Eco Wave Power's Port of Los Angeles pilot met every milestone, offering new proof that wave energy can transition from experiment to grid-connected reality.

3 min read

A wave energy installation at the Port of Los Angeles met every milestone in its pilot program, Eco Wave Power Global announced on March 31, 2025, giving the sector something it hasn’t had in a long time: a completed project.

The Tel Aviv-based company submitted a full progress report to Shell International Exploration and Production Inc., the corporate backer that co-signed the original 2024 partnership agreement. Shell International operates as a unit of London-based Shell plc. The report’s central finding was unambiguous: Eco Wave had “successfully executed all phases of the pilot program.”

That’s not a small thing. Wave energy companies have spent decades burning through capital without delivering a system that works at commercial scale. This one did.

The installation sits on the AltaSea campus at the Port of Los Angeles. Power generation started in September 2024, running through the trial operating period that concluded with the March 31 report. The system’s design is deliberately practical. Large floaters attach to existing shoreline infrastructure, rising and falling with incoming waves. That motion drives pistons, which carry kinetic energy to a conversion unit located onshore. The conversion unit takes the mechanical input and produces electricity fed directly to the grid. Critically, the equipment that’s hardest to protect stays out of the water entirely. That’s where earlier wave energy prototypes failed, corroding and breaking apart under sustained ocean stress. Eco Wave’s engineers put the complex machinery on land.

The pilot covered five phases: engineering and design, component manufacturing, regulatory approvals, physical installation, and trial operations. Clearing all five inside the original timeline matters for anyone watching this sector. Wave energy projects have a documented pattern of stalling at permitting or collapsing in the gap between prototype and working installation. This one didn’t stall.

Inna Braverman, Eco Wave Power’s chief executive, said the outcome signals something beyond what happened at one California port. “Successfully completing the full scope of this program demonstrates Eco Wave Power’s ability to execute complex wave energy projects together with leading global energy companies,” Braverman told reporters in a statement covered by the LA Business Journal.

Port infrastructure is a logical environment for this type of system. Breakwaters, seawalls, and piers already exist. There’s no need to engineer new offshore anchoring structures from scratch, which keeps costs down and makes regulatory review less complicated, since the equipment doesn’t occupy open navigable water. The Port of Los Angeles moves more container volume than any other American port. Its electricity demand is substantial. A technology that generates power where the facility already operates carries real appeal for managers tracking energy costs.

The California Energy Commission tracks wave energy development as part of the state’s broader push to diversify its renewable portfolio. California’s grid operators have set ambitious targets, and coastal generation with a small physical footprint fits the profile of what planners say they need more of.

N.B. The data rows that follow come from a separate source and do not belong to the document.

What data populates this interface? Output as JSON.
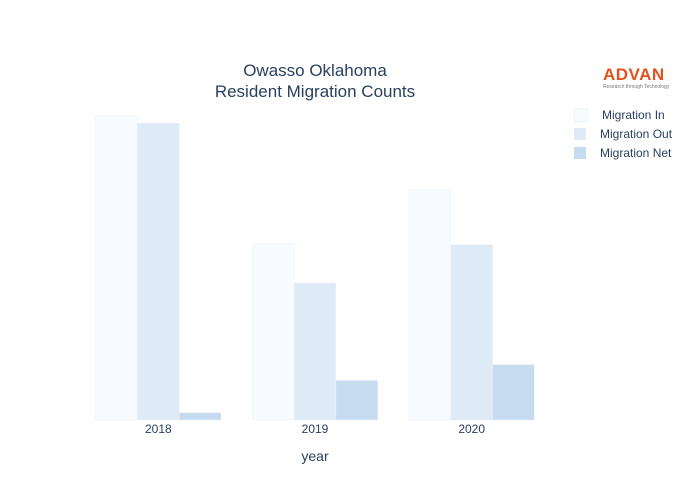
{
  "chart_data": {
    "type": "bar",
    "title_lines": [
      "Owasso Oklahoma",
      "Resident Migration Counts"
    ],
    "xlabel": "year",
    "ylabel": "",
    "categories": [
      "2018",
      "2019",
      "2020"
    ],
    "series": [
      {
        "name": "Migration In",
        "values": [
          2690,
          1560,
          2040
        ],
        "color": "#f7fbff"
      },
      {
        "name": "Migration Out",
        "values": [
          2625,
          1210,
          1550
        ],
        "color": "#deebf7"
      },
      {
        "name": "Migration Net",
        "values": [
          65,
          350,
          490
        ],
        "color": "#c6dbef"
      }
    ],
    "ylim": [
      0,
      2830
    ],
    "grid": false,
    "legend_position": "right"
  },
  "logo": {
    "word": "ADVAN",
    "tagline": "Research through Technology"
  }
}
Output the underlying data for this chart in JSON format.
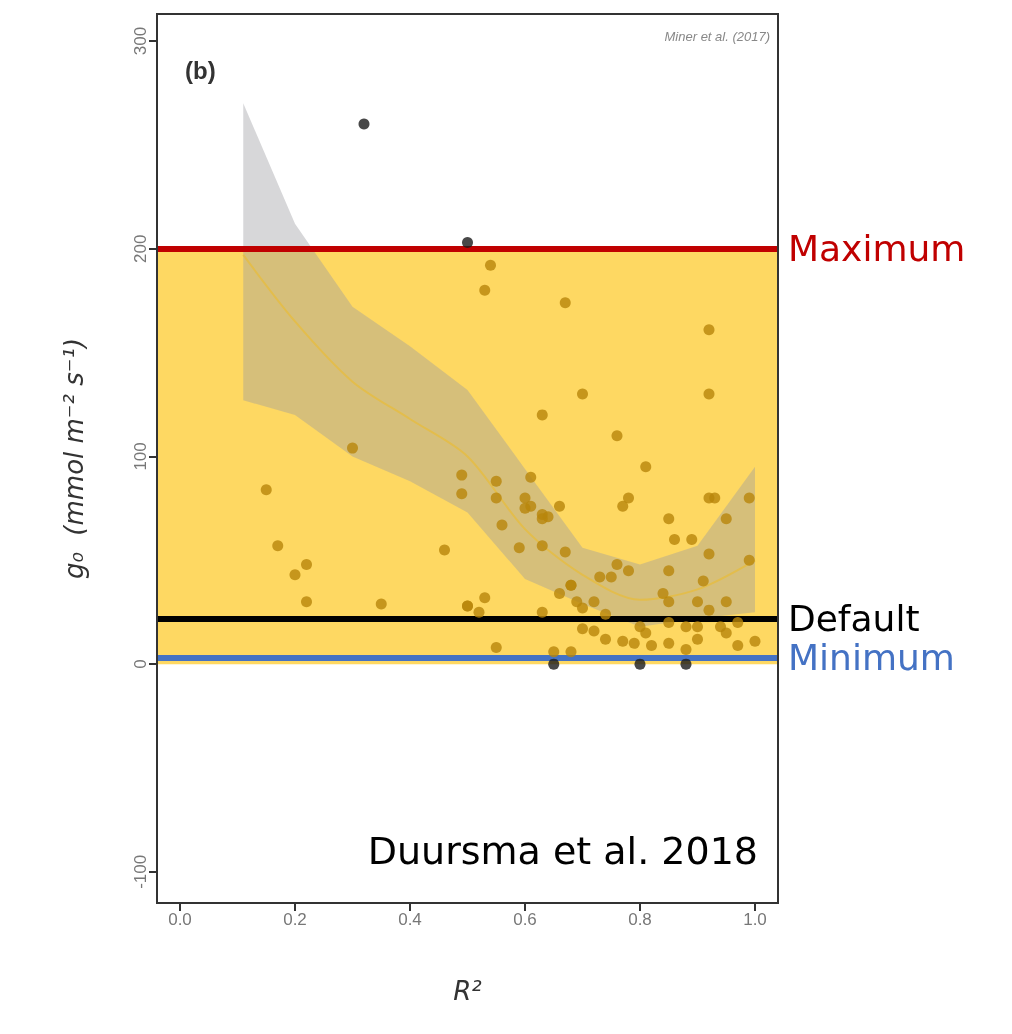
{
  "chart_data": {
    "type": "scatter",
    "xlabel": "R²",
    "ylabel": "g₀  (mmol m⁻² s⁻¹)",
    "annotations": [
      "(b)",
      "Miner et al. (2017)",
      "Duursma et al. 2018"
    ],
    "xlim": [
      -0.04,
      1.04
    ],
    "xticks": [
      {
        "value": 0,
        "label": "0.0"
      },
      0.2,
      0.4,
      0.6,
      0.8,
      {
        "value": 1,
        "label": "1.0"
      }
    ],
    "ylim": [
      -115,
      313
    ],
    "yticks": [
      -100,
      0,
      100,
      200,
      300
    ],
    "grid": false,
    "marker": "circle",
    "bands": [
      {
        "axis": "y",
        "from": 0,
        "to": 200,
        "color": "#fed862"
      }
    ],
    "ref_lines": [
      {
        "axis": "y",
        "value": 200,
        "label": "Maximum",
        "color": "#c00000"
      },
      {
        "axis": "y",
        "value": 22,
        "label": "Default",
        "color": "#000000"
      },
      {
        "axis": "y",
        "value": 3,
        "label": "Minimum",
        "color": "#4472c4"
      }
    ],
    "series": [
      {
        "color": "#1a1a1a",
        "x": [
          0.32,
          0.5,
          0.65,
          0.8,
          0.88
        ],
        "values": [
          260,
          203,
          0,
          0,
          0
        ]
      },
      {
        "color": "#b8860b",
        "x": [
          0.54,
          0.53,
          0.67,
          0.92,
          0.92,
          0.7,
          0.3,
          0.63,
          0.76,
          0.81,
          0.15,
          0.49,
          0.49,
          0.55,
          0.55,
          0.61,
          0.6,
          0.61,
          0.6,
          0.63,
          0.64,
          0.56,
          0.66,
          0.17,
          0.46,
          0.2,
          0.22,
          0.22,
          0.35,
          0.5,
          0.53,
          0.52,
          0.55,
          0.59,
          0.63,
          0.67,
          0.68,
          0.78,
          0.77,
          0.92,
          0.93,
          0.99,
          0.85,
          0.95,
          0.86,
          0.89,
          0.92,
          0.99,
          0.85,
          0.91,
          0.76,
          0.78,
          0.73,
          0.75,
          0.68,
          0.66,
          0.69,
          0.72,
          0.7,
          0.84,
          0.85,
          0.9,
          0.92,
          0.95,
          0.74,
          0.7,
          0.72,
          0.74,
          0.8,
          0.81,
          0.77,
          0.79,
          0.82,
          0.85,
          0.85,
          0.88,
          0.9,
          0.9,
          0.88,
          0.94,
          0.95,
          0.97,
          1.0,
          0.97,
          0.65,
          0.68,
          0.5,
          0.63,
          0.63
        ],
        "values": [
          192,
          180,
          174,
          161,
          130,
          130,
          104,
          120,
          110,
          95,
          84,
          91,
          82,
          88,
          80,
          90,
          80,
          76,
          75,
          72,
          71,
          67,
          76,
          57,
          55,
          43,
          48,
          30,
          29,
          28,
          32,
          25,
          8,
          56,
          57,
          54,
          38,
          80,
          76,
          80,
          80,
          80,
          70,
          70,
          60,
          60,
          53,
          50,
          45,
          40,
          48,
          45,
          42,
          42,
          38,
          34,
          30,
          30,
          27,
          34,
          30,
          30,
          26,
          30,
          24,
          17,
          16,
          12,
          18,
          15,
          11,
          10,
          9,
          10,
          20,
          18,
          18,
          12,
          7,
          18,
          15,
          9,
          11,
          20,
          6,
          6,
          28,
          25,
          70
        ]
      },
      {
        "type": "line",
        "color": "#e3bd4c",
        "marker": "none",
        "x": [
          0.11,
          0.2,
          0.3,
          0.4,
          0.5,
          0.6,
          0.7,
          0.8,
          0.9,
          1.0
        ],
        "values": [
          197,
          165,
          136,
          118,
          100,
          65,
          43,
          31,
          36,
          50
        ],
        "lower": [
          127,
          120,
          100,
          88,
          73,
          41,
          29,
          18,
          22,
          25
        ],
        "upper": [
          270,
          212,
          172,
          153,
          132,
          94,
          56,
          48,
          57,
          95
        ]
      }
    ]
  }
}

Shell’s involvement through Shell International Exploration and Production Inc. adds commercial weight to what might otherwise look like an academic exercise. Large oil and gas companies have funded clean energy pilots that went nowhere. Shell’s decision to co-sign the 2024 agreement and receive a formal progress report suggests this one got more internal scrutiny than a token sustainability gesture. Completing the program doesn’t guarantee a commercial rollout, but it does mean Eco Wave can point to a real project, with a real partner, that ran all five phases and came out the other side intact.

Wave energy’s basic physics have always been sound. The ocean doesn’t stop moving. Converting that motion to electricity at scale, reliably, without watching your hardware dissolve in seawater, has been the hard part. The Port of Los Angeles installation ran through September 2024 and into the reporting period completed on March 31, 2025, with the core conversion components onshore and the floaters doing what floaters are supposed to do.

Braverman’s statement frames it as proof of execution capacity. That’s the argument the company needs to make to the next potential partner, and the one after that.